« La fille automate » – Paolo BACIGALUPI

Dans un futur proche, la disparition des énergiCVT_La-fille-automate_7909es fossiles et les manipulations génétiques menées sur la faune et la flore ont provoqué des cataclysmes en chaîne dans l’écosystème. La survie de l’espèce humaine dépend des semences stériles vendues à prix d’or par les multinationales agro-alimentaires qui font et défont les gouvernements à leur guise. Le Royaume thaï semble être le seul à résister. Il parvient mystérieusement à produire des légumes et des fruits disparus, sans le concours des multinationales.

C’est dans ce contexte que nous allons suivre Anderson, prétendu entrepreneur en réalité agent sous couverture de la multinationale AgriGen à Bangkok, Hock Seng son contremaître chinois au statut précaire de réfugié, Jaidee et Kanya à la tête d’une patrouille de chemises blanches du Ministère de l’Environnement, et enfin Emiko l’automate japonaise abandonnée par son propriétaire et réduite à l’état d’esclave sexuelle dans un bordel de Bangkok.

La construction est classique, un chapitre alternativement par personnage, dont les destins vont rapidement s’entrecroiser. Cela permet d’imprimer un bon rythme au récit, et un éclairage multiple sur les mêmes événements. Le résultat est une franche réussite, particulièrement pour un premier roman.

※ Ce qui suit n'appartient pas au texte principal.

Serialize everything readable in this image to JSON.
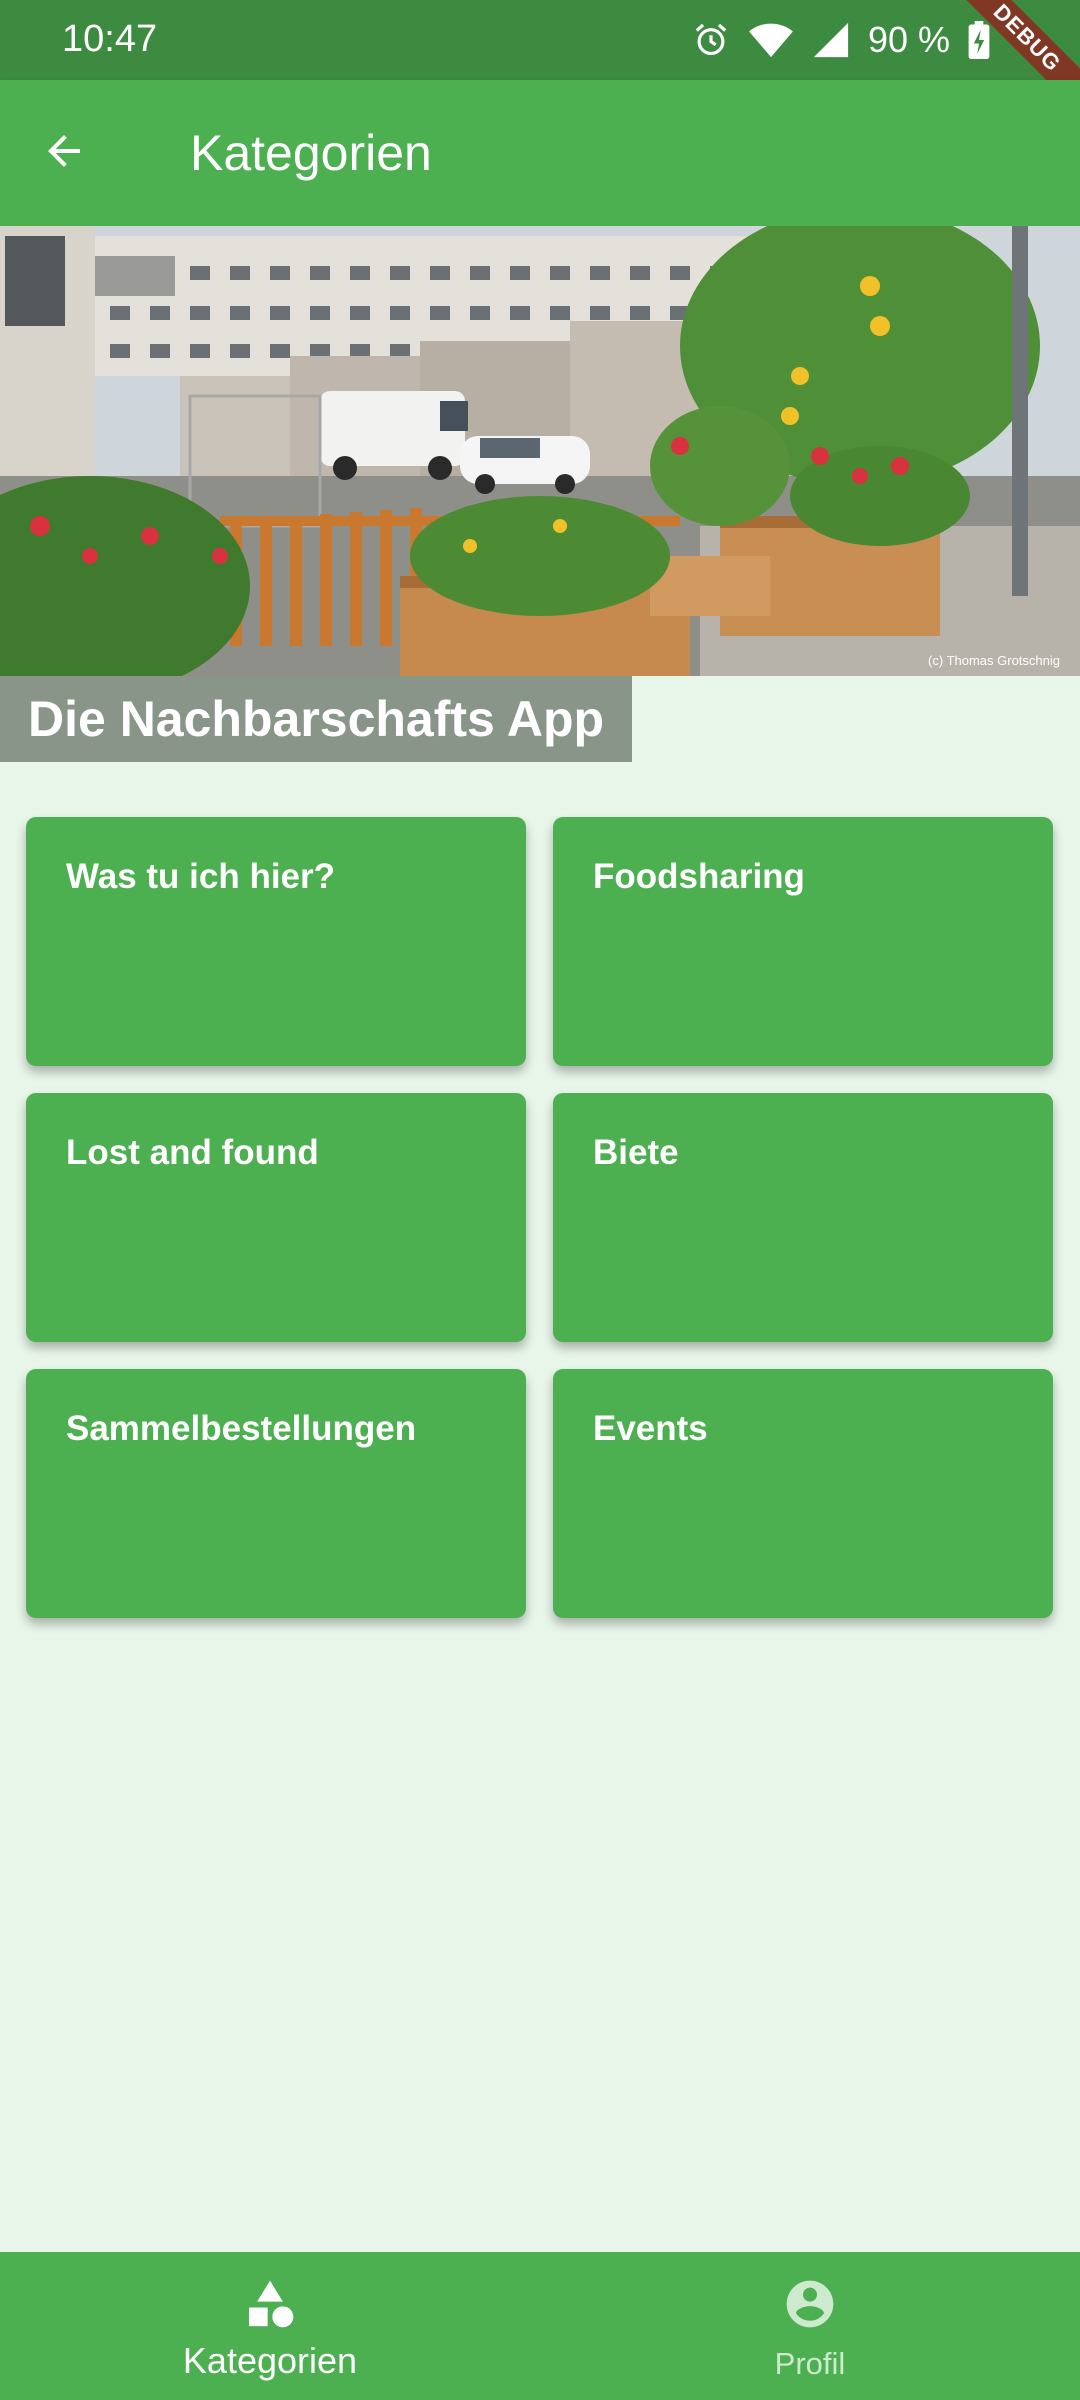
{
  "status_bar": {
    "time": "10:47",
    "battery": "90 %",
    "debug_banner": "DEBUG",
    "icons": [
      "alarm-icon",
      "wifi-icon",
      "signal-icon",
      "battery-charging-icon"
    ]
  },
  "app_bar": {
    "title": "Kategorien",
    "back_icon": "arrow-back-icon"
  },
  "hero": {
    "photo_credit": "(c) Thomas Grotschnig",
    "caption": "Die Nachbarschafts App"
  },
  "categories": [
    {
      "label": "Was tu ich hier?"
    },
    {
      "label": "Foodsharing"
    },
    {
      "label": "Lost and found"
    },
    {
      "label": "Biete"
    },
    {
      "label": "Sammelbestellungen"
    },
    {
      "label": "Events"
    }
  ],
  "bottom_nav": {
    "items": [
      {
        "label": "Kategorien",
        "icon": "category-icon",
        "active": true
      },
      {
        "label": "Profil",
        "icon": "account-circle-icon",
        "active": false
      }
    ]
  },
  "colors": {
    "primary": "#4caf50",
    "status_bar": "#3d8b40",
    "background": "#e8f5e9",
    "caption_bg": "#8a958a"
  }
}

La fille automate a pourtant quelques défauts. Le roman débute de manière extrêmement lente, l’immersion dans Bangkok se veut touffue, nonchalante et étouffante à l’image de la ville telle qu’elle nous est décrite. Le recours à de nombreux termes thaïs alourdissent encore un peu plus le récit, avec par exemple des phrases telles que : « Tout autour d’elle, des cordes à linge couvertes de pha sin et de pantalons bruissent dans la brise venue de la mer. Le soleil descend, brille encore du haut des wats et des chedis. L’eau du khlong et de la Chao Phraya scintille ».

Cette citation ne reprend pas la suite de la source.